O que podemos fazer?
Os resultados de projetos de grandes empresas associadas ao InPACTO mostram que é possível promover ações para a erradicação do trabalho escravo. “Antes de tudo, precisamos de um planejamento para corrigir os erros”, avalia Marcello Brito, CEO da Agropalma.
A Agropalma é uma empresa brasileira que gera mais de 5 mil empregos diretos. A base do cultivo do óleo de palma está localizada no Norte do país, e cerca de 5% da produção vem da agricultura familiar. Em 2009, ano em que a empresa adotou o projeto de monitoramento de sua cadeia produtiva, problemas com informalidade e casos de trabalho infantil começaram a aparecer. “Achávamos que, por ser de agricultura familiar, não tínhamos problema, mas um olhar criterioso mostrou que não”, admite Brito.
Marcello conta que o primeiro passo para incidir sobre o problema foi a busca de parceiros na região. A partir de então, um processo educacional e uma campanha de esclarecimento começaram a ser gestados pela empresa. “Lamentavelmente, os trabalhadores estão à margem de qualquer conhecimento sobre leis trabalhistas”, ressalta. “Vimos que educação é tudo”.

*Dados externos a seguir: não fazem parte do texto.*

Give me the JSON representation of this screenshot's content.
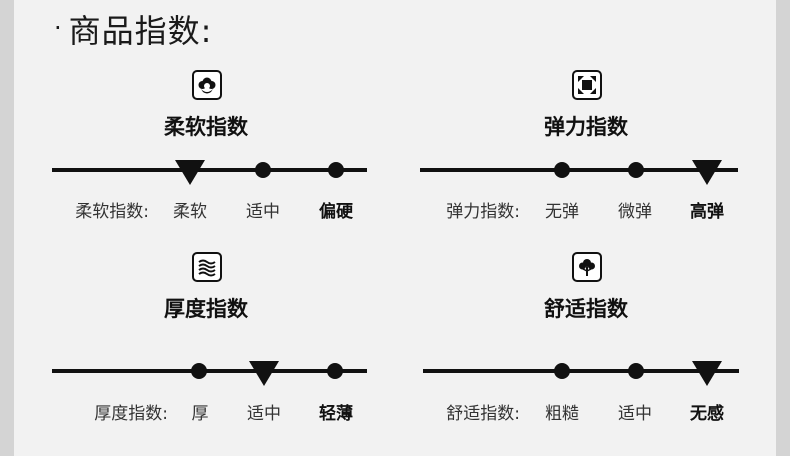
{
  "header": {
    "dot": "·",
    "title": "商品指数:"
  },
  "indices": [
    {
      "icon": "cotton-flower-icon",
      "title": "柔软指数",
      "prefix": "柔软指数:",
      "options": [
        "柔软",
        "适中",
        "偏硬"
      ],
      "selected": 0,
      "pointer_level": 0.0
    },
    {
      "icon": "stretch-arrows-icon",
      "title": "弹力指数",
      "prefix": "弹力指数:",
      "options": [
        "无弹",
        "微弹",
        "高弹"
      ],
      "selected": 2,
      "pointer_level": 1.0
    },
    {
      "icon": "layers-icon",
      "title": "厚度指数",
      "prefix": "厚度指数:",
      "options": [
        "厚",
        "适中",
        "轻薄"
      ],
      "selected": 1,
      "pointer_level": 0.5
    },
    {
      "icon": "cotton-plant-icon",
      "title": "舒适指数",
      "prefix": "舒适指数:",
      "options": [
        "粗糙",
        "适中",
        "无感"
      ],
      "selected": 2,
      "pointer_level": 1.0
    }
  ],
  "colors": {
    "background": "#d4d4d4",
    "panel": "#f2f2f2",
    "ink": "#111111"
  }
}
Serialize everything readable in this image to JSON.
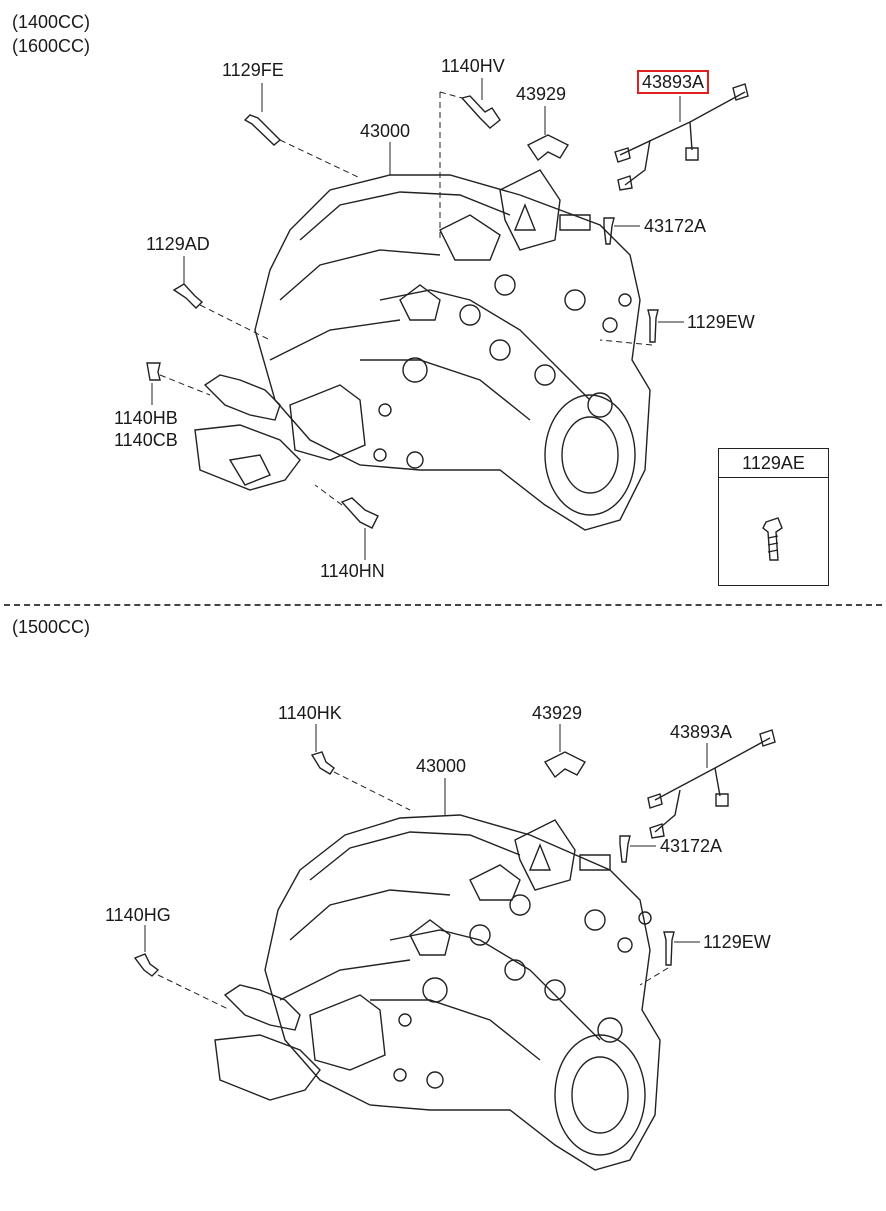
{
  "section_top": {
    "variants": [
      "(1400CC)",
      "(1600CC)"
    ],
    "labels": {
      "p1129FE": "1129FE",
      "p1140HV": "1140HV",
      "p43929": "43929",
      "p43893A": "43893A",
      "p43000": "43000",
      "p43172A": "43172A",
      "p1129AD": "1129AD",
      "p1129EW": "1129EW",
      "p1140HB": "1140HB",
      "p1140CB": "1140CB",
      "p1140HN": "1140HN"
    },
    "inset_label": "1129AE",
    "highlight_color": "#e02020"
  },
  "section_bottom": {
    "variant": "(1500CC)",
    "labels": {
      "p1140HK": "1140HK",
      "p43929": "43929",
      "p43893A": "43893A",
      "p43000": "43000",
      "p43172A": "43172A",
      "p1140HG": "1140HG",
      "p1129EW": "1129EW"
    }
  }
}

Após seis anos de esclarecimentos junto aos trabalhadores da empresa, os casos de trabalho infantil, uso de equipamentos de proteção e informalidade chegaram quase a zero entre os fornecedores. “Estamos satisfeitos, mas não acomodados. [O monitoramento] É uma jornada sem fim”.

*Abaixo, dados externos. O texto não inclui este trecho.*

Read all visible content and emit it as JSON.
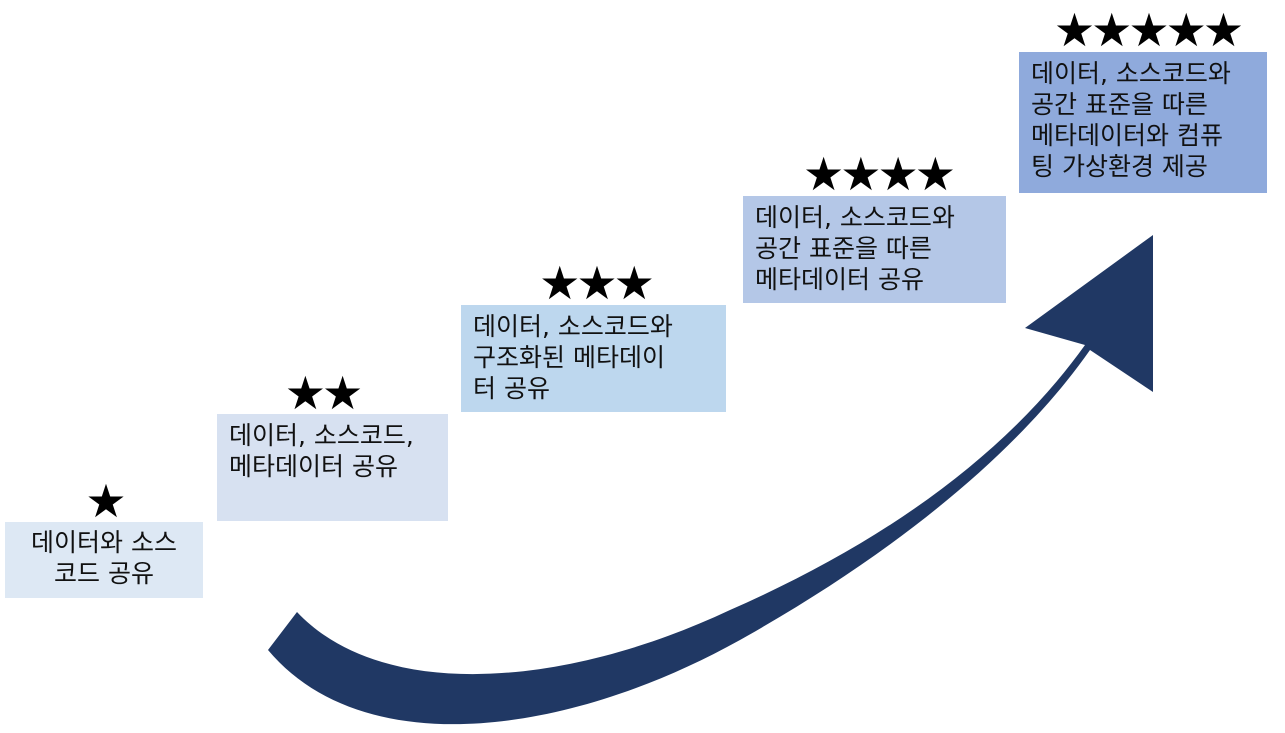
{
  "diagram": {
    "type": "staircase-maturity-levels",
    "arrow_color": "#203864",
    "levels": [
      {
        "rating": 1,
        "stars": "★",
        "text": "데이터와 소스\n코드 공유",
        "box_color": "#dde8f4"
      },
      {
        "rating": 2,
        "stars": "★★",
        "text": "데이터, 소스코드,\n메타데이터 공유",
        "box_color": "#d7e1f1"
      },
      {
        "rating": 3,
        "stars": "★★★",
        "text": "데이터, 소스코드와\n구조화된 메타데이\n터 공유",
        "box_color": "#bdd7ee"
      },
      {
        "rating": 4,
        "stars": "★★★★",
        "text": "데이터, 소스코드와\n공간 표준을 따른\n메타데이터 공유",
        "box_color": "#b4c7e7"
      },
      {
        "rating": 5,
        "stars": "★★★★★",
        "text": "데이터, 소스코드와\n공간 표준을 따른\n메타데이터와 컴퓨\n팅 가상환경 제공",
        "box_color": "#8faadc"
      }
    ]
  }
}
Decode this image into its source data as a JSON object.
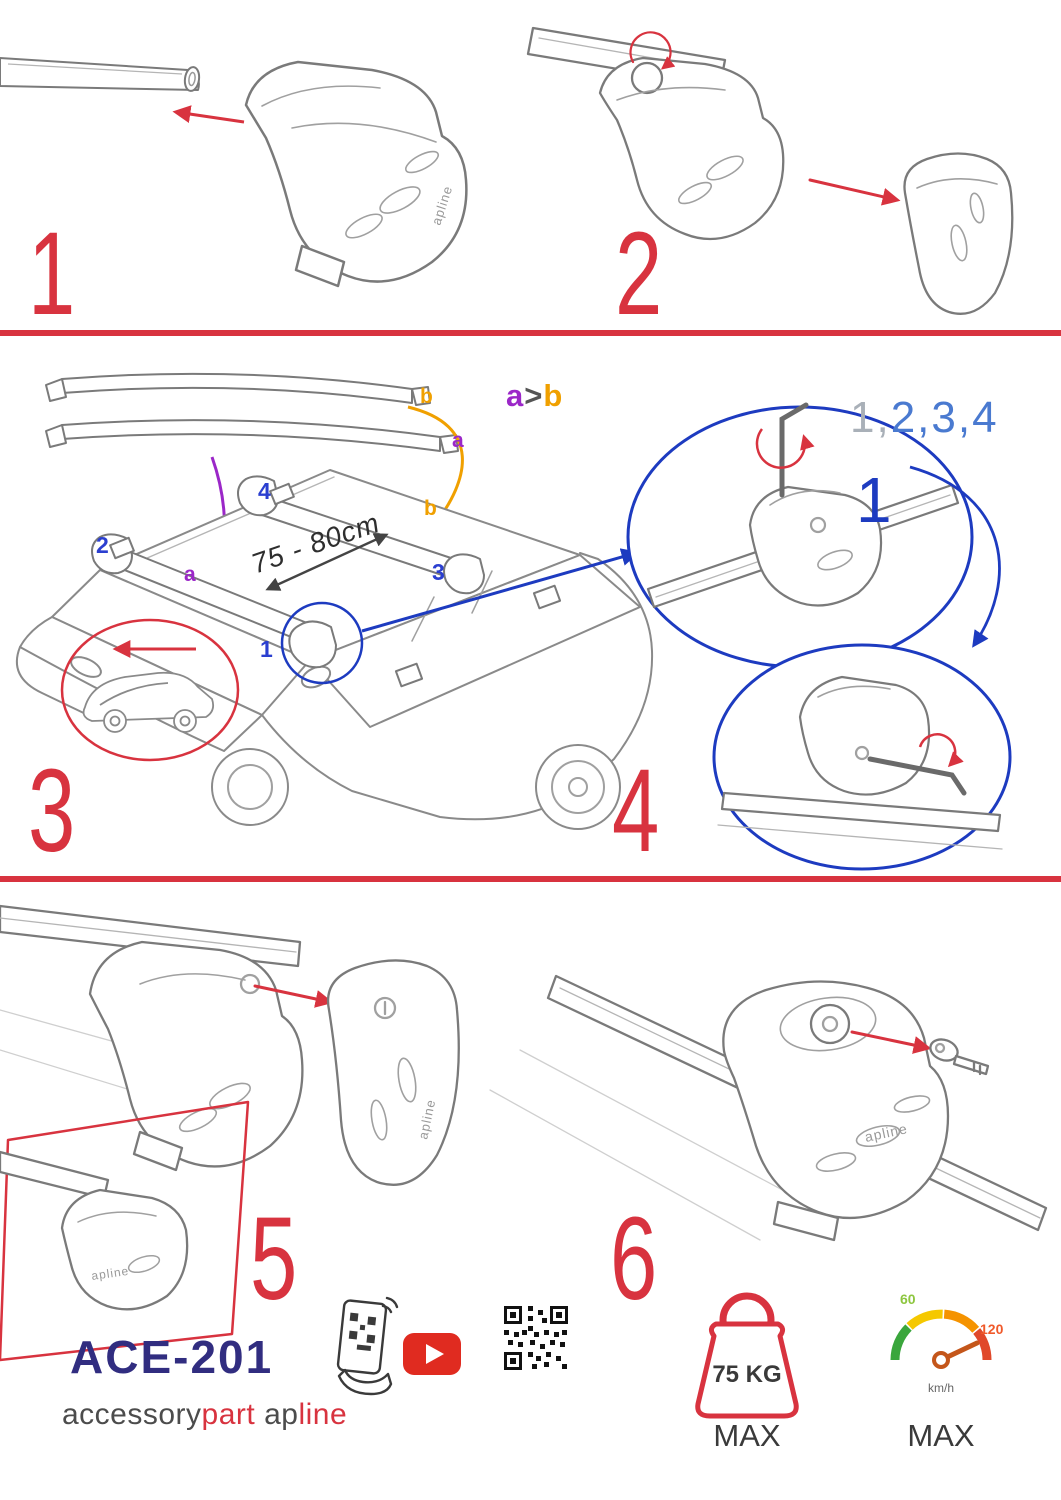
{
  "colors": {
    "red": "#d8333f",
    "blue_dark": "#1d3bc0",
    "blue_light": "#4a7ad0",
    "gray": "#a9b0b8",
    "purple": "#9b27c8",
    "orange": "#f0a000",
    "navy": "#312d80",
    "speed_green": "#8dc63f",
    "speed_orange": "#f0592a"
  },
  "steps": [
    {
      "number": "1"
    },
    {
      "number": "2"
    },
    {
      "number": "3"
    },
    {
      "number": "4"
    },
    {
      "number": "5"
    },
    {
      "number": "6"
    }
  ],
  "labels": {
    "bar_top": "b",
    "bar_bottom": "a",
    "order_a": "a",
    "order_gt": ">",
    "order_b": "b",
    "sequence_first": "1,",
    "sequence_rest": "2,3,4",
    "distance": "75 - 80cm",
    "pos_1": "1",
    "pos_2": "2",
    "pos_3": "3",
    "pos_4": "4",
    "pos_a": "a",
    "pos_b": "b",
    "callout_1": "1",
    "foot_brand": "apline"
  },
  "footer": {
    "model": "ACE-201",
    "brand_part1": "accessory",
    "brand_part2": "part",
    "brand_part3": "ap",
    "brand_part4": "line",
    "weight_value": "75 KG",
    "weight_max": "MAX",
    "speed_min": "60",
    "speed_max_value": "120",
    "speed_unit": "km/h",
    "speed_max": "MAX"
  }
}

O diretor de sustentabilidade do Grupo Carrefour, Paulo Pianez, reforça a necessidade de se entender o contexto das condições degradantes de trabalho. “O trabalho escravo é um subproduto da desigualdade e da exclusão”. Segundo Pianez, para incidir sobre as causas do trabalho escravo é preciso reconhecê-lo, esclarecer junto aos colaboradores da empresa o problema e promover transparência.
Juliana de Lavor Lopes, gerente de sustentabilidade do Grupo AMaggi, sustenta essa ideia: “No início do processo, não sabíamos como fazer. Tivemos que entender a dimensão do problema e estudar uma estratégia para erradicá-lo”. Desde 2009, a AMaggi é um dos apoiadores do Movimento Ação Integrada, com sede no Mato Grosso. No projeto, trabalhadores resgatados em condições análogas às de escravos recebem capacitação profissional.
Em 2010, o Grupo Walmart assumiu um compromisso de não comprar carne que tenha sido produzida em áreas de desmatamento da Amazônia. As ações de responsabilidade social do grupo logo incluíram o monitoramento da cadeia produtiva de seus fornecedores. “As primeiras reuniões pareciam uma guerra, mas agora, cinco anos depois, o cenário é bem diferente”, destaca Tatiana Donato Trevisan, diretora de sustentabilidade do grupo no Brasil. “Ou a gente vive em uma bolha e finge que não existe trabalho escravo ou a gente se junta e muda isso com inovação social”.